Enter into a Company Voluntary Arrangement
In a Company Voluntary Arrangement (CVA), a company makes a proposal to its creditors offering to pay contributions from future profits or asset disposals. Repayment terms will be drafted to suit the needs of the company, so may be an immediate lump sum payment or over a longer period of time (generally up to five years). The benefit of a CVA is that it can be used for all the company’s unsecured creditors, so can be a powerful way of restructuring debt if this is something the company is struggling with. An insolvency practitioner such as AABRS will need to draft the CVA. If this is something that you would like to discuss, please contact us on 020 8444 2000 or by using our Contact Us form.

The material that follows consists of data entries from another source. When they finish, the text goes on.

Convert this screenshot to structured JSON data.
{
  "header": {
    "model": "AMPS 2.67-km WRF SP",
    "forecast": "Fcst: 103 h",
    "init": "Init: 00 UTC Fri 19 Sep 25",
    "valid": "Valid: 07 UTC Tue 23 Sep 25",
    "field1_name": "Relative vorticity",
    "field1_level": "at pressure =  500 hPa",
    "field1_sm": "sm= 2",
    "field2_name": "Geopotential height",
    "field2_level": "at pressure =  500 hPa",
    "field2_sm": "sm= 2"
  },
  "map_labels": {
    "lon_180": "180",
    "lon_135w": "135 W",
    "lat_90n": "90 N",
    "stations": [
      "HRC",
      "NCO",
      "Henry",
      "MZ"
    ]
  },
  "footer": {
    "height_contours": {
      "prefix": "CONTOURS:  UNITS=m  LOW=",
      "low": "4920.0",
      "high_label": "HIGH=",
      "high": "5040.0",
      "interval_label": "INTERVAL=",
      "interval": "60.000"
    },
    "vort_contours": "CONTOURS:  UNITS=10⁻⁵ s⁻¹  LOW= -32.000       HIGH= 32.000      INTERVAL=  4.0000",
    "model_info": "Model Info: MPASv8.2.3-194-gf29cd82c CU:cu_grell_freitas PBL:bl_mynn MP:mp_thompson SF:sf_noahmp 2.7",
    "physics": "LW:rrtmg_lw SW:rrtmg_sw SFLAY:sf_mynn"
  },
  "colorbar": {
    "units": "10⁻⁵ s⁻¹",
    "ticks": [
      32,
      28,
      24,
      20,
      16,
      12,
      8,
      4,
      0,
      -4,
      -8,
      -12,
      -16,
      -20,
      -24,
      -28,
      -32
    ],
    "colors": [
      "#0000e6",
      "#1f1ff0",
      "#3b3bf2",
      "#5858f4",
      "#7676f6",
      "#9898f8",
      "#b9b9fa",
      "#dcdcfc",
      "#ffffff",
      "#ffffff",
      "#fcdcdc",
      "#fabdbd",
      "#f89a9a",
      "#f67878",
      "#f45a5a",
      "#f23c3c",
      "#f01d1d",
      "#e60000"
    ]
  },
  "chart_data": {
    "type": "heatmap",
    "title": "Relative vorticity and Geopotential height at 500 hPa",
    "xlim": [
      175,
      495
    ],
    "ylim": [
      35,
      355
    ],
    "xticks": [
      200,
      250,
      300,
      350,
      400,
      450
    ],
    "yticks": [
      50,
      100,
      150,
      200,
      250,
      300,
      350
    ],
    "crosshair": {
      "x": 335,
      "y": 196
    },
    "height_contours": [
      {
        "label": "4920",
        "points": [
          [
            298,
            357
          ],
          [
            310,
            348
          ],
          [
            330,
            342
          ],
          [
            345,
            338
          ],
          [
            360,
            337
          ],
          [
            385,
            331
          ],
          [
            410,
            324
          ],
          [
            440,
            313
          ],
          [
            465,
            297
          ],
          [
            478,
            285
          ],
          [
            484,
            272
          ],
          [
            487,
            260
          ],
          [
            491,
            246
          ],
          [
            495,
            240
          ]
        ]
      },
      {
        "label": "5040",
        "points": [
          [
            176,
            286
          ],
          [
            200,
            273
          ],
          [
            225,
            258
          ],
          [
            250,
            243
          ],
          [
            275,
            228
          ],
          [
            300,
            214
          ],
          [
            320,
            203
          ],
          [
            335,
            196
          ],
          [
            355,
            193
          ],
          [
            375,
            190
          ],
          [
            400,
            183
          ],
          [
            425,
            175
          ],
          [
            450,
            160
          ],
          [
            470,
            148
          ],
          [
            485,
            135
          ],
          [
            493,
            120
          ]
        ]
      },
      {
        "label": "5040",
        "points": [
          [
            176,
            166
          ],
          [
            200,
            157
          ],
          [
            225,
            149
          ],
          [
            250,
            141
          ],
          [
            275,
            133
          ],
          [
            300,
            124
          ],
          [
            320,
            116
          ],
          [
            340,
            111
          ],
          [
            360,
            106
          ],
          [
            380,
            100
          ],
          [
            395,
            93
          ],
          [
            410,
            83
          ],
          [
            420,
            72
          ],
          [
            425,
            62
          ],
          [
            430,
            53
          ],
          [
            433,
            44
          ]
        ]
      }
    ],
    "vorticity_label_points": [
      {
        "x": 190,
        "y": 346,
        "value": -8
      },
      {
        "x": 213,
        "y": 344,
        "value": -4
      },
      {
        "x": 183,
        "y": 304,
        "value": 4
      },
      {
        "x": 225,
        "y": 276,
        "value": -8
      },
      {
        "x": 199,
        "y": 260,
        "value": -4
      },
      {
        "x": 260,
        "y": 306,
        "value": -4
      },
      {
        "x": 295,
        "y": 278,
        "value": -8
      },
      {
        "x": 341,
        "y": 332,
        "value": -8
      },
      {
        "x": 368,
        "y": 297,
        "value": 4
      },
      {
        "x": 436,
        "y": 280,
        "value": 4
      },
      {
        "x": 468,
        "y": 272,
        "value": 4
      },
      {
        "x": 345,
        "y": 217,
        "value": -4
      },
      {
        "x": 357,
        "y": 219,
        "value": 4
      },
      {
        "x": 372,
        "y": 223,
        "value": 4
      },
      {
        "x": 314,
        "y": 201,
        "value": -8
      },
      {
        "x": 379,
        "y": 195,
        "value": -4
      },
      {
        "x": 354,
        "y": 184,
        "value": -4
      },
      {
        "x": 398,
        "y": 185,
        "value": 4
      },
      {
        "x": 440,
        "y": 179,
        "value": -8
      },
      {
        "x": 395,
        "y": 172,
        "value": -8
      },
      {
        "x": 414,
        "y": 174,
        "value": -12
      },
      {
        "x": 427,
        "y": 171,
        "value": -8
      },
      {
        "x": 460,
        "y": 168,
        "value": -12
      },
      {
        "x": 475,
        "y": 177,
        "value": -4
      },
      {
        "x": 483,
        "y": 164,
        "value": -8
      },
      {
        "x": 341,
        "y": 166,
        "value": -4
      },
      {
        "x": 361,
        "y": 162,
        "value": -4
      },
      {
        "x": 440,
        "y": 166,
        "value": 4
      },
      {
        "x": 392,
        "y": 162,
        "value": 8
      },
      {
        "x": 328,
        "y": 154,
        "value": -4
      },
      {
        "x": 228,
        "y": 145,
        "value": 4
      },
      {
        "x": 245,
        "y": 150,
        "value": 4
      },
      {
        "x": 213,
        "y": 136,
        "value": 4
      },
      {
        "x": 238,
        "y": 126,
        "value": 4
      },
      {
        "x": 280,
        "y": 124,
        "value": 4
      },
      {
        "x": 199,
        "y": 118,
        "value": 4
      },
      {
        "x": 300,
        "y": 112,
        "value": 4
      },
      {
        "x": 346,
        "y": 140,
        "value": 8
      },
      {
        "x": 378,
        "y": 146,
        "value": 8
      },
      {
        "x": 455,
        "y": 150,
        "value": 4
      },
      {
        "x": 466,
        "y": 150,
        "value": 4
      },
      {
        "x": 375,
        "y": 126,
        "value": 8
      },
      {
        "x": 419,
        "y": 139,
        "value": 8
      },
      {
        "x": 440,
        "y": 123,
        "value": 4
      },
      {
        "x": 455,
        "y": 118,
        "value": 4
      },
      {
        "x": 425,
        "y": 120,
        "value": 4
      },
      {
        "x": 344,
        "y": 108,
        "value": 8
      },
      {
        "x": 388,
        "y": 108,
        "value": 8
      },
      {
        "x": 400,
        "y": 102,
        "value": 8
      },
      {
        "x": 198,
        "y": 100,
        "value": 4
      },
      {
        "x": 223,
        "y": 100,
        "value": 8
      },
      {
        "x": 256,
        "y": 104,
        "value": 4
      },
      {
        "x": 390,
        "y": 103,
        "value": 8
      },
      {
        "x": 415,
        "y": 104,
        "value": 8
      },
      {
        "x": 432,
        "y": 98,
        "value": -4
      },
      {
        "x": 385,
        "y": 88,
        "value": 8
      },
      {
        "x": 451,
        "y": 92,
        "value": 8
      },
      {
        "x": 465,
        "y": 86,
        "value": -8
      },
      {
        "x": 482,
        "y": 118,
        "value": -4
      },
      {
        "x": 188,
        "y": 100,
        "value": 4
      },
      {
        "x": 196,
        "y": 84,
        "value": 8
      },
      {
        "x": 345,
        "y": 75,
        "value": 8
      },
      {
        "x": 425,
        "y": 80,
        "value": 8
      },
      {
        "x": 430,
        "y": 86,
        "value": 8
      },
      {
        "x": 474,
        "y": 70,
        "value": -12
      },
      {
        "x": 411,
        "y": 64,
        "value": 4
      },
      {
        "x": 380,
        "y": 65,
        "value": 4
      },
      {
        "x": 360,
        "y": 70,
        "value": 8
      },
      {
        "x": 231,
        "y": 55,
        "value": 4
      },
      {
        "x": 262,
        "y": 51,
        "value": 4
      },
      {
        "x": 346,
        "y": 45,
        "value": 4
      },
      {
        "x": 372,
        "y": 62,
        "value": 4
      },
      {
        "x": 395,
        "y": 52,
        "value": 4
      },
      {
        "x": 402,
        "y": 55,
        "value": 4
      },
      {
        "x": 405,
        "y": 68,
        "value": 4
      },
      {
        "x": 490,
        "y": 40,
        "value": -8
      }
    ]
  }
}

Put the Company into Administration
Administrations are aimed at helping companies that are likely to become insolvent to recover. Once an administrator has been appointed, he will need to either rescue the company and turn it into a going concern, repay creditors and give them a better return that they would have received in a liquidation or realise the company’s property to satisfy the company’s creditors.
In a pre-pack administration, the company will negotiate the sale of agreed assets to a third party prior to the administrator being appointed. Once the administrator is appointed, the sale normally happens very quickly. This can be a quick solution for companies on the brink of or in insolvency.